Bagian; 17.

115 26 2
                                    

Hari-hari yang dijalani Ata kini lebih terasa ringan berkat kehadiran sosok Arunika.

Padahal sebelumnya, ia pikir Tuhan menciptakan dirinya dengan takdir yang tak pernah bahagia.

Bukan hanya Aru, kehadiran keluarga Gintari pada hidupnya pun menjadi poin keberuntungan dari hidup Ata. Bahkan, Ata tidak lagi canggung dan merasa malu saat datang ke rumah Aru. Toh, Ita dan Abimata benar-benar menerima Ata. Mereka juga menyayangi Ata layaknya anak perempuan nya sendiri. Padahal, pertemuan antara keduanya dalam waktu singkat.

Ia bahkan tak segan menjadi guru les untuk Adrian. Walau kadang kala, Aru cemburu karna perhatian Ata teralihkan oleh adiknya.

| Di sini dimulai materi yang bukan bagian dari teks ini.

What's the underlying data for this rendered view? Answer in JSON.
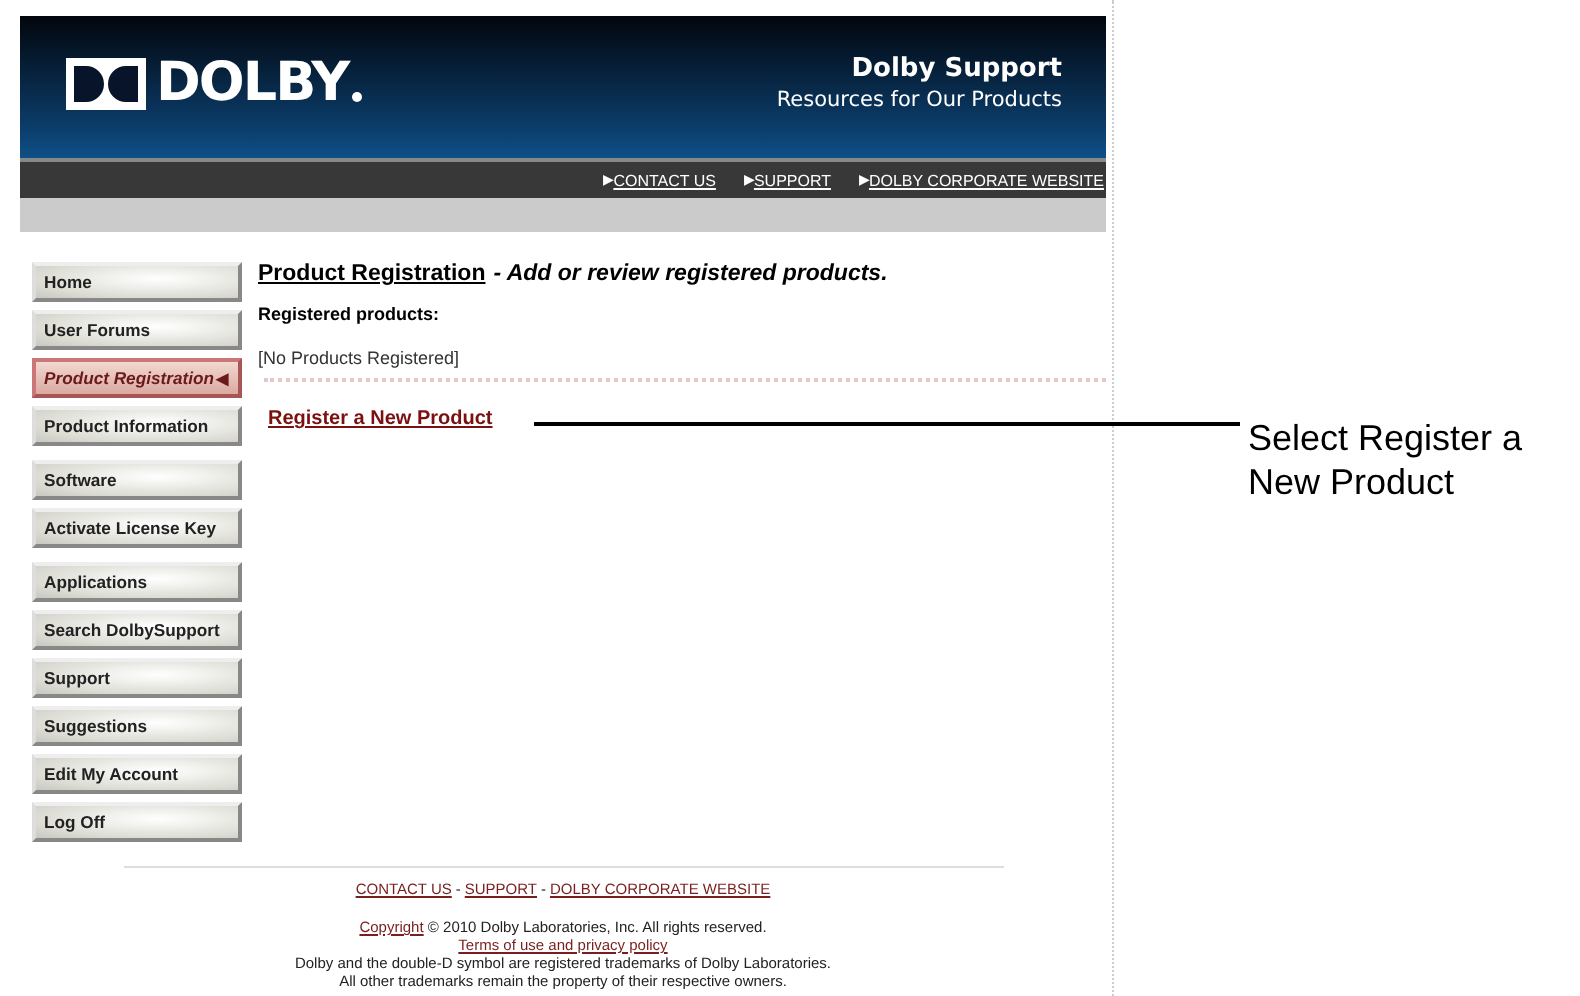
{
  "header": {
    "logo": "DOLBY",
    "title": "Dolby Support",
    "subtitle": "Resources for Our Products"
  },
  "top_links": [
    {
      "marker": "▶",
      "label": "CONTACT US"
    },
    {
      "marker": "▶",
      "label": "SUPPORT"
    },
    {
      "marker": "▶",
      "label": "DOLBY CORPORATE WEBSITE"
    }
  ],
  "sidebar": {
    "items": [
      {
        "label": "Home",
        "selected": false
      },
      {
        "label": "User Forums",
        "selected": false
      },
      {
        "label": "Product Registration",
        "selected": true,
        "marker": "◀"
      },
      {
        "label": "Product Information",
        "selected": false
      },
      {
        "label": "Software",
        "selected": false
      },
      {
        "label": "Activate License Key",
        "selected": false
      },
      {
        "label": "Applications",
        "selected": false
      },
      {
        "label": "Search DolbySupport",
        "selected": false
      },
      {
        "label": "Support",
        "selected": false
      },
      {
        "label": "Suggestions",
        "selected": false
      },
      {
        "label": "Edit My Account",
        "selected": false
      },
      {
        "label": "Log Off",
        "selected": false
      }
    ]
  },
  "content": {
    "heading": "Product Registration",
    "heading_note": "- Add or review registered products.",
    "section_label": "Registered products:",
    "empty_message": "[No Products Registered]",
    "action_link": "Register a New Product"
  },
  "footer": {
    "links": [
      {
        "label": "CONTACT US"
      },
      {
        "label": "SUPPORT"
      },
      {
        "label": "DOLBY CORPORATE WEBSITE"
      }
    ],
    "separator": "-",
    "copyright_link": "Copyright",
    "copyright_text": "© 2010 Dolby Laboratories, Inc. All rights reserved.",
    "terms_link": "Terms of use and privacy policy",
    "trademark_line_1": "Dolby and the double-D symbol are registered trademarks of Dolby Laboratories.",
    "trademark_line_2": "All other trademarks remain the property of their respective owners."
  },
  "callout": {
    "text": "Select Register a New Product"
  }
}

Mungkin juga semua ini terjadi berkat ucapan Haura yang didengar oleh Tuhan. Entah mendapatkan kekasih, sampai menjadi budak cinta seperti sekarang.

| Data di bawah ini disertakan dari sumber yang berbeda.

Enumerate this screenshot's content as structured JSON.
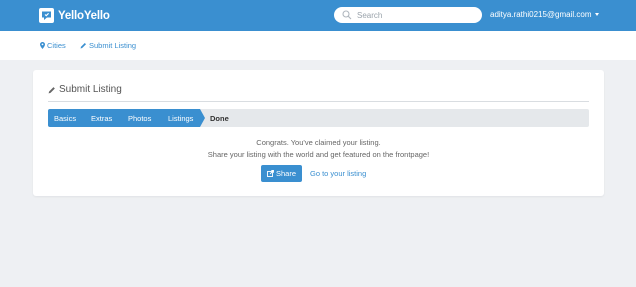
{
  "brand": {
    "name": "YelloYello"
  },
  "search": {
    "placeholder": "Search"
  },
  "user": {
    "email": "aditya.rathi0215@gmail.com"
  },
  "subnav": {
    "cities": "Cities",
    "submit_listing": "Submit Listing"
  },
  "card": {
    "title": "Submit Listing"
  },
  "steps": [
    {
      "label": "Basics",
      "state": "complete"
    },
    {
      "label": "Extras",
      "state": "complete"
    },
    {
      "label": "Photos",
      "state": "complete"
    },
    {
      "label": "Listings",
      "state": "complete"
    },
    {
      "label": "Done",
      "state": "current"
    }
  ],
  "message": {
    "line1": "Congrats. You've claimed your listing.",
    "line2": "Share your listing with the world and get featured on the frontpage!"
  },
  "actions": {
    "share": "Share",
    "go_to_listing": "Go to your listing"
  },
  "icons": {
    "brand": "chat-bubble-icon",
    "search": "search-icon",
    "cities": "map-marker-icon",
    "submit": "pencil-icon",
    "share": "share-icon"
  },
  "colors": {
    "primary": "#3a8fd0",
    "background": "#eef0f3",
    "step_inactive": "#e5e8eb"
  }
}
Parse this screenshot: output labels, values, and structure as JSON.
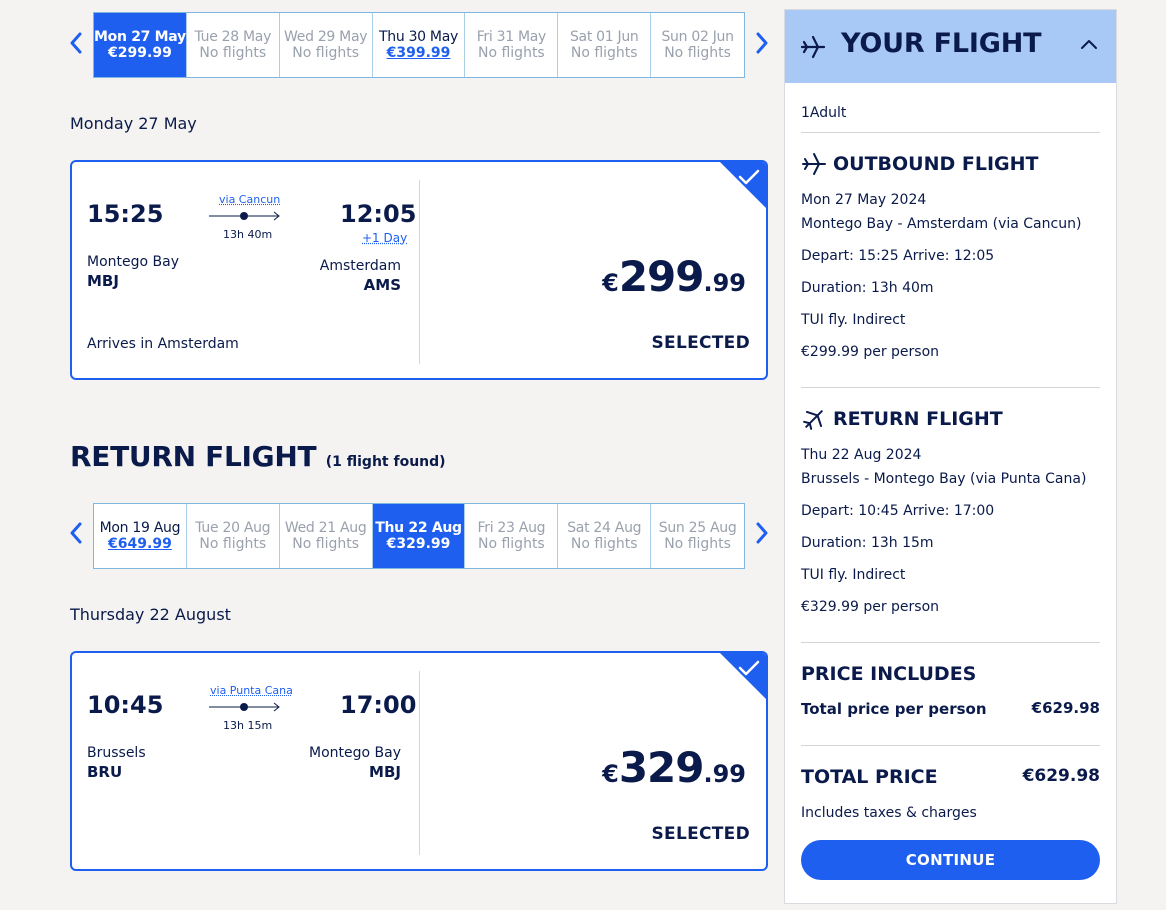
{
  "outbound": {
    "dates": [
      {
        "day": "Mon 27 May",
        "price": "€299.99",
        "state": "active"
      },
      {
        "day": "Tue 28 May",
        "price": "No flights",
        "state": "none"
      },
      {
        "day": "Wed 29 May",
        "price": "No flights",
        "state": "none"
      },
      {
        "day": "Thu 30 May",
        "price": "€399.99",
        "state": "link"
      },
      {
        "day": "Fri 31 May",
        "price": "No flights",
        "state": "none"
      },
      {
        "day": "Sat 01 Jun",
        "price": "No flights",
        "state": "none"
      },
      {
        "day": "Sun 02 Jun",
        "price": "No flights",
        "state": "none"
      }
    ],
    "heading": "Monday 27 May",
    "depart_time": "15:25",
    "via": "via Cancun",
    "duration": "13h 40m",
    "arrive_time": "12:05",
    "plus_day": "+1 Day",
    "origin_city": "Montego Bay",
    "origin_code": "MBJ",
    "dest_city": "Amsterdam",
    "dest_code": "AMS",
    "note": "Arrives in Amsterdam",
    "price_currency": "€",
    "price_whole": "299",
    "price_cents": ".99",
    "status": "SELECTED"
  },
  "return_section": {
    "title": "RETURN FLIGHT",
    "count": "(1 flight found)"
  },
  "return": {
    "dates": [
      {
        "day": "Mon 19 Aug",
        "price": "€649.99",
        "state": "link"
      },
      {
        "day": "Tue 20 Aug",
        "price": "No flights",
        "state": "none"
      },
      {
        "day": "Wed 21 Aug",
        "price": "No flights",
        "state": "none"
      },
      {
        "day": "Thu 22 Aug",
        "price": "€329.99",
        "state": "active"
      },
      {
        "day": "Fri 23 Aug",
        "price": "No flights",
        "state": "none"
      },
      {
        "day": "Sat 24 Aug",
        "price": "No flights",
        "state": "none"
      },
      {
        "day": "Sun 25 Aug",
        "price": "No flights",
        "state": "none"
      }
    ],
    "heading": "Thursday 22 August",
    "depart_time": "10:45",
    "via": "via Punta Cana",
    "duration": "13h 15m",
    "arrive_time": "17:00",
    "origin_city": "Brussels",
    "origin_code": "BRU",
    "dest_city": "Montego Bay",
    "dest_code": "MBJ",
    "price_currency": "€",
    "price_whole": "329",
    "price_cents": ".99",
    "status": "SELECTED"
  },
  "sidebar": {
    "title": "YOUR FLIGHT",
    "passengers": "1Adult",
    "outbound": {
      "heading": "OUTBOUND FLIGHT",
      "date": "Mon 27 May 2024",
      "route": "Montego Bay - Amsterdam (via Cancun)",
      "times": "Depart: 15:25 Arrive: 12:05",
      "duration": "Duration: 13h 40m",
      "carrier": "TUI fly. Indirect",
      "price": "€299.99 per person"
    },
    "return": {
      "heading": "RETURN FLIGHT",
      "date": "Thu 22 Aug 2024",
      "route": "Brussels - Montego Bay (via Punta Cana)",
      "times": "Depart: 10:45 Arrive: 17:00",
      "duration": "Duration: 13h 15m",
      "carrier": "TUI fly. Indirect",
      "price": "€329.99 per person"
    },
    "price_includes": {
      "heading": "PRICE INCLUDES",
      "label": "Total price per person",
      "value": "€629.98"
    },
    "total": {
      "label": "TOTAL PRICE",
      "value": "€629.98",
      "note": "Includes taxes & charges"
    },
    "continue_label": "CONTINUE"
  },
  "colors": {
    "accent": "#1e5ff0",
    "navy": "#0a1a4a",
    "sidebar_header": "#a8c8f5",
    "background": "#f4f3f1"
  }
}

Namun, tidak ada yang berubah dari situasi keluarga Ata. Ata rasa baik Johan maupun Resa belum mengetahui hubungannya dengan Aru. Ya, lagipula, kapan mereka ada waktu untuk anaknya? Entah ini berdampak baik, atau sebenarnya ia hanya sedang mengulur bom waktu.

Untungnya Aru sendiri tidak masalah dengan Ata yang ingin menyembunyikan hubungan keduanya dari Johan. Ia tak pernah menuntut Ata untuk cepat memberitahu orang tuanya seperti yang ia lakukan.

Aru benar-benar menjadi seorang kekasih yang sangat baik terhadap Ata. Ia tak lagi membiarkan gadis itu menangis kelelahan. Bahkan, Aru lah yang menjadi obat lelah dari Ata.

Perhatian kecil yang Aru berikan benar-benar membuat Ata merasa dicintai. Mulai dari susu kotak, sampai Aru yang selalu menunggu Ata selesai les.

"Aku jadi suka banget sama sup ayam, apalagi buatan Bunda."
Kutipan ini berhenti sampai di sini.